例え速度が2倍でも、使えるステップ数が半分(1ステップおき)なら効率は等倍だし、もし所々で2ステップ空いていたら効率は確実に等倍を下回る。普通に階段を使って歩く速度とエスカレーターで立ったまま上がっていく速度は大体同じなので、普通の速度でエスカレーターを”登る”速度は立ったままの2倍。許容される前の人との間隔は1ステップまで。急いで大股で上がっていく場合は速度は2倍を上回ると予想されるが、その場合必要な前の人との間隔もそれに応じて開いていく。1ステップの間隔で大股で上がっていくのは難しい。結局全体の輸送効率からすれば右側を歩いて登る人間に解放しても等倍かそれ以下程度に落ち着いてしまうのだ。

結論

「エスカレーターを歩いて登ると早い」というのは、実際に歩いている個人にだけ適用される事であり、その影では右側を空ける為に移動する事すら出来ずに長い行列で待たされる人がいっぱいいるのである。右側を歩いて登ってきて途中で行く手を遮られて舌打ちしたり無理矢理肩を入れて登ろうとする人は全体の効率を無視して自分さえ良ければ良いと思っている人間であり、エスカレーターの手前で行列が出来ているにも係らず、前のステップの右側に詰めずにその一つ手前のステップの左側に立つ人間は、臆病な偽善者である。
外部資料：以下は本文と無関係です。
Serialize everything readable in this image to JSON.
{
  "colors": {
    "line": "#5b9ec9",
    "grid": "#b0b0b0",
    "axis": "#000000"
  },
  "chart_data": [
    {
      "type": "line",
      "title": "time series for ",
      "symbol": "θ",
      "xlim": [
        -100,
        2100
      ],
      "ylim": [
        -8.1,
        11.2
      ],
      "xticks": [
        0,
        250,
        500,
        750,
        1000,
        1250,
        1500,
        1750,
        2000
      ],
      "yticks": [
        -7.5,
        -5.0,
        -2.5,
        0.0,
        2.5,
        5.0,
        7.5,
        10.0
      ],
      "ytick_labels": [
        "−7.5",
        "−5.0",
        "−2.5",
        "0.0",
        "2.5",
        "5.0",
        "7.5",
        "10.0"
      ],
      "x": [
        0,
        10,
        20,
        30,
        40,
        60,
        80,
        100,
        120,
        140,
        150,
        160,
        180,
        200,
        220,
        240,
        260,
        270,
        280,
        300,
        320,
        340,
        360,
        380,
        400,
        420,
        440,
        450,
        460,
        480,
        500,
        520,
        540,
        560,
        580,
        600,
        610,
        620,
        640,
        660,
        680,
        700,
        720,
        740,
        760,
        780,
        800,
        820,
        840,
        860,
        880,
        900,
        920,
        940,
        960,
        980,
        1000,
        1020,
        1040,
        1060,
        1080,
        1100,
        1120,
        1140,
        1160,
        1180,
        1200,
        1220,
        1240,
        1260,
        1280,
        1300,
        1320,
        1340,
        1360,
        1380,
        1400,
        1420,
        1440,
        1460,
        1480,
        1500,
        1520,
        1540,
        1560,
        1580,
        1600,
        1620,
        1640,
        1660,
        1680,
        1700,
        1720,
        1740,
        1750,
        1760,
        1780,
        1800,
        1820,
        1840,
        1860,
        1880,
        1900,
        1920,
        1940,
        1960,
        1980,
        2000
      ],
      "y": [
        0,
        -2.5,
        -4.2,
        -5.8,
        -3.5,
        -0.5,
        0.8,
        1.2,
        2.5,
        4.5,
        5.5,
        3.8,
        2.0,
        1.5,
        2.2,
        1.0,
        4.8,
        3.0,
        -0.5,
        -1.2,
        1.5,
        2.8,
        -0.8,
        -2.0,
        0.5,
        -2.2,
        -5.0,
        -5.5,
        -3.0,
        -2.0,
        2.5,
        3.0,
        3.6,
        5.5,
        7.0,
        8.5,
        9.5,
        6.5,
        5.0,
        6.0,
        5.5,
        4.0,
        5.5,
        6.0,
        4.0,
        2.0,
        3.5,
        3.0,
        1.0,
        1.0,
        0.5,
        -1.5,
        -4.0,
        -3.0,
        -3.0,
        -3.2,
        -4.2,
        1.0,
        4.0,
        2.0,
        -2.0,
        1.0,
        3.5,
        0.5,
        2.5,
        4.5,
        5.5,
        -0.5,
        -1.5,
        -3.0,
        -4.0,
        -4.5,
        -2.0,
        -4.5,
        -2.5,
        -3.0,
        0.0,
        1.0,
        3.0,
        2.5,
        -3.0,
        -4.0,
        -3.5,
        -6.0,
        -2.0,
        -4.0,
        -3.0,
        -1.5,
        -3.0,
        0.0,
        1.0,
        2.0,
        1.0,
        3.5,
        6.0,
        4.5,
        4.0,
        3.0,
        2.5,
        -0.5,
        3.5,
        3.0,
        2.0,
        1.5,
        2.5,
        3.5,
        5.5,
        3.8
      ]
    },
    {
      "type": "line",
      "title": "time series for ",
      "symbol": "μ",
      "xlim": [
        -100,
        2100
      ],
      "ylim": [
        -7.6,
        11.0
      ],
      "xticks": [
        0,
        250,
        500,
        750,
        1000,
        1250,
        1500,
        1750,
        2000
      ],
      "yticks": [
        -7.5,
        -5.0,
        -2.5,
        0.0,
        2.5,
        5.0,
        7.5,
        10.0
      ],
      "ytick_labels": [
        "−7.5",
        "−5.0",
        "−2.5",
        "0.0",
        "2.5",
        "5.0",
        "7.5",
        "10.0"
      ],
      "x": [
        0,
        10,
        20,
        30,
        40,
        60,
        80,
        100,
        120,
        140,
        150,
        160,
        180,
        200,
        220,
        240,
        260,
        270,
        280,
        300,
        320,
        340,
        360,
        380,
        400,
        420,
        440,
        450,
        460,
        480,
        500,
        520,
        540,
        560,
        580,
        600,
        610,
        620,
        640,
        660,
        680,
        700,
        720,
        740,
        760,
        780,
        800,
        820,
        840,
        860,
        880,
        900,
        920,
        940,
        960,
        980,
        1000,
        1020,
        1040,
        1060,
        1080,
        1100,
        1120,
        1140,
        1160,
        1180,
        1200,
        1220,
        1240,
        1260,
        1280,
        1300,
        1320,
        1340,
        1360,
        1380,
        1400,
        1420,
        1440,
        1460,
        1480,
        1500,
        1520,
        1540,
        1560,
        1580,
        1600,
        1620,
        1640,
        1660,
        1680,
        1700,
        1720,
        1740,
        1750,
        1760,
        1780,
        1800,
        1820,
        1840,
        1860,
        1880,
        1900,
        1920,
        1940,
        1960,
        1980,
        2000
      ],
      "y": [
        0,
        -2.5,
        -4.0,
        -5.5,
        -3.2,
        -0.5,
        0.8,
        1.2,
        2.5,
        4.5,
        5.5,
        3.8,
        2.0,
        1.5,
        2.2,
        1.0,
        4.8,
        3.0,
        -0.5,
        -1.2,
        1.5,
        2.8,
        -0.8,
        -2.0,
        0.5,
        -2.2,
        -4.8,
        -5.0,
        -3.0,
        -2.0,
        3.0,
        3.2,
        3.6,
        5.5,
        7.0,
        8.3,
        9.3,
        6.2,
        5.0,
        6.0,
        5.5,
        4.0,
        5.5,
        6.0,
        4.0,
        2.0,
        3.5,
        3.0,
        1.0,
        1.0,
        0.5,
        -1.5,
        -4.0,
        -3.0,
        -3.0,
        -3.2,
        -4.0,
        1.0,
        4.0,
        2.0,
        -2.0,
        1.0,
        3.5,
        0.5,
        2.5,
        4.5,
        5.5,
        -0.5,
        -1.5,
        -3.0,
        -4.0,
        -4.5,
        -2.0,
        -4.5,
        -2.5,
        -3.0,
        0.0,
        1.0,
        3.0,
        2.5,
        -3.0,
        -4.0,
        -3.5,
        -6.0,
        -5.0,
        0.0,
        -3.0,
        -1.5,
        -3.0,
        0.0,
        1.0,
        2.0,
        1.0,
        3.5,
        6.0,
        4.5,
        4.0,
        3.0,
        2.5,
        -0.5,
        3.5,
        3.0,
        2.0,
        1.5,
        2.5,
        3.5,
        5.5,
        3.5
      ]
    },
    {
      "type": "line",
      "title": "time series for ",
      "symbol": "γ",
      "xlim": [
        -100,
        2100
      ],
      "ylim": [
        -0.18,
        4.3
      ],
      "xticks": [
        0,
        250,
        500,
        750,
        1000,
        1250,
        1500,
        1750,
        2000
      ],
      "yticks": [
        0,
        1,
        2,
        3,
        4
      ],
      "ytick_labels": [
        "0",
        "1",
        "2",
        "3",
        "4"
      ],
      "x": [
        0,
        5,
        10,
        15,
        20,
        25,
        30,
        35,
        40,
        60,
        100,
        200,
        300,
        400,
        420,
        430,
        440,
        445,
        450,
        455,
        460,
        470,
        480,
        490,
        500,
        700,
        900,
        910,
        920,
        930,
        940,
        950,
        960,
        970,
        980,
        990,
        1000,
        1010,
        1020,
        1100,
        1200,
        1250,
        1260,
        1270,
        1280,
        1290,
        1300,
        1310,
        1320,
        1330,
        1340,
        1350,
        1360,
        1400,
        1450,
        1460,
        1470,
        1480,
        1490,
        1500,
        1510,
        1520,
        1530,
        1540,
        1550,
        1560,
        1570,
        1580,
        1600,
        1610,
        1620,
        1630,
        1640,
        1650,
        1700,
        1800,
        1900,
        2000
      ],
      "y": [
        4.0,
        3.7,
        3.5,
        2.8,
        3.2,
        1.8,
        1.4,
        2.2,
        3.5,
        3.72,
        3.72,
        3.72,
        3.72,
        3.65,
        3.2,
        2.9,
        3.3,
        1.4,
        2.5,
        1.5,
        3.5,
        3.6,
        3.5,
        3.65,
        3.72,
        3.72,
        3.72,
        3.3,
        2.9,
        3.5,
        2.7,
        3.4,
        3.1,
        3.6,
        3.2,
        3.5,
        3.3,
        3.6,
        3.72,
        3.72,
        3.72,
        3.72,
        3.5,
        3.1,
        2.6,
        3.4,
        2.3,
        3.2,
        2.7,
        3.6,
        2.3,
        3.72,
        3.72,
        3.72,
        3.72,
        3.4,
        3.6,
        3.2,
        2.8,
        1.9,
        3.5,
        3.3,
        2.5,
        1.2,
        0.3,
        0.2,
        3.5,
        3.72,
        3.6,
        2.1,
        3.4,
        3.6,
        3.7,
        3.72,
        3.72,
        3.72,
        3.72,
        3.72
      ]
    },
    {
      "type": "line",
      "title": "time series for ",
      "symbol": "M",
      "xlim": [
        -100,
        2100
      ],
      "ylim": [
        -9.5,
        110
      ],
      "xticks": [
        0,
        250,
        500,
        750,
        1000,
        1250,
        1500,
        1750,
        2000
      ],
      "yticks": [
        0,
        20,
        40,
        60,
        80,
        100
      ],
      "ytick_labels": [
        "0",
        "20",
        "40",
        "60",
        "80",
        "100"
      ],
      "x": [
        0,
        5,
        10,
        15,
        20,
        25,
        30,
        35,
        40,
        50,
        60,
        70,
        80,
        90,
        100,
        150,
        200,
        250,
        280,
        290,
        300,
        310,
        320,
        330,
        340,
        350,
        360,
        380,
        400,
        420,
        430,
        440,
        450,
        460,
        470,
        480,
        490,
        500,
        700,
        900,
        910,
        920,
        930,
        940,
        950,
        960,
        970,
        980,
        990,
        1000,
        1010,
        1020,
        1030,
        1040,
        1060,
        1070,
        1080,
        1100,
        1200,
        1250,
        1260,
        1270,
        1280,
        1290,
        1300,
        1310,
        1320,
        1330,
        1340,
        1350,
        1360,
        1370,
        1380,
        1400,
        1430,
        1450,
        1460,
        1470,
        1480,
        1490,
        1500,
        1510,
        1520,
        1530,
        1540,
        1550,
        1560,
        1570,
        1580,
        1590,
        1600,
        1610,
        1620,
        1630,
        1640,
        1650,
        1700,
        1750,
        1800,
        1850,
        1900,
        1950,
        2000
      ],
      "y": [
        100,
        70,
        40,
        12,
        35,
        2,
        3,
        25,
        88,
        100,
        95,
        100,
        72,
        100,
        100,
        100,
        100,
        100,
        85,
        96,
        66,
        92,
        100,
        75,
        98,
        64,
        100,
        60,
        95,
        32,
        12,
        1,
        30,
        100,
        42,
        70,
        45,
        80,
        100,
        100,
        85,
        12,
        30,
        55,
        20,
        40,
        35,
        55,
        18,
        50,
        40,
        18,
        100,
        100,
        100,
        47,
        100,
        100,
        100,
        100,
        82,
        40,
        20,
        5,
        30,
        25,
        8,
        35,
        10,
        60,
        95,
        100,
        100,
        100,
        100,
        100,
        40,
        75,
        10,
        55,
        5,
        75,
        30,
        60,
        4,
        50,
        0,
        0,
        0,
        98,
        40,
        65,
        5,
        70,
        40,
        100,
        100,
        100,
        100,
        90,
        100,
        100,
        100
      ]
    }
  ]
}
エスカレーターがガラガラなら無理に前の人に密着する必要はない。適度に距離を空けて好きな側に立てば良い。けれども人が乗り口で詰まっているような状況では

前の人と間隔を空けず、右が空いていれば右へ、右が埋まっていれば手前の段の左側へときっちり詰めて乗るのが正しい作法である。

エスカレーターを動く階段だと思うからこういう見当違いな事が起きるのである。乗り物だと思えば良い。皆が黙って立っているから通勤電車にあれだけの人が乗れるのだ。もし車内で皆がランニングを始めたらあれだけの人数は乗せられない。その為に急いでいるにも係らず次の電車を待つような羽目になったらこう思うだろう。「おまえらが黙って立っておけば俺もこの電車に乗れるんだからちょっとじっとしてろ」と。

それと同じ状況なのである。

注1
大阪では左側を空けるという話を聞いた事がある。それが本当なら大阪の人は左右を入れ替えて読んで頂きたい。
注2
話を分かりやすくする為にエスカレーターの進行方向を”上り”に統一して話しているが、”下り”の場合でも全く同じである。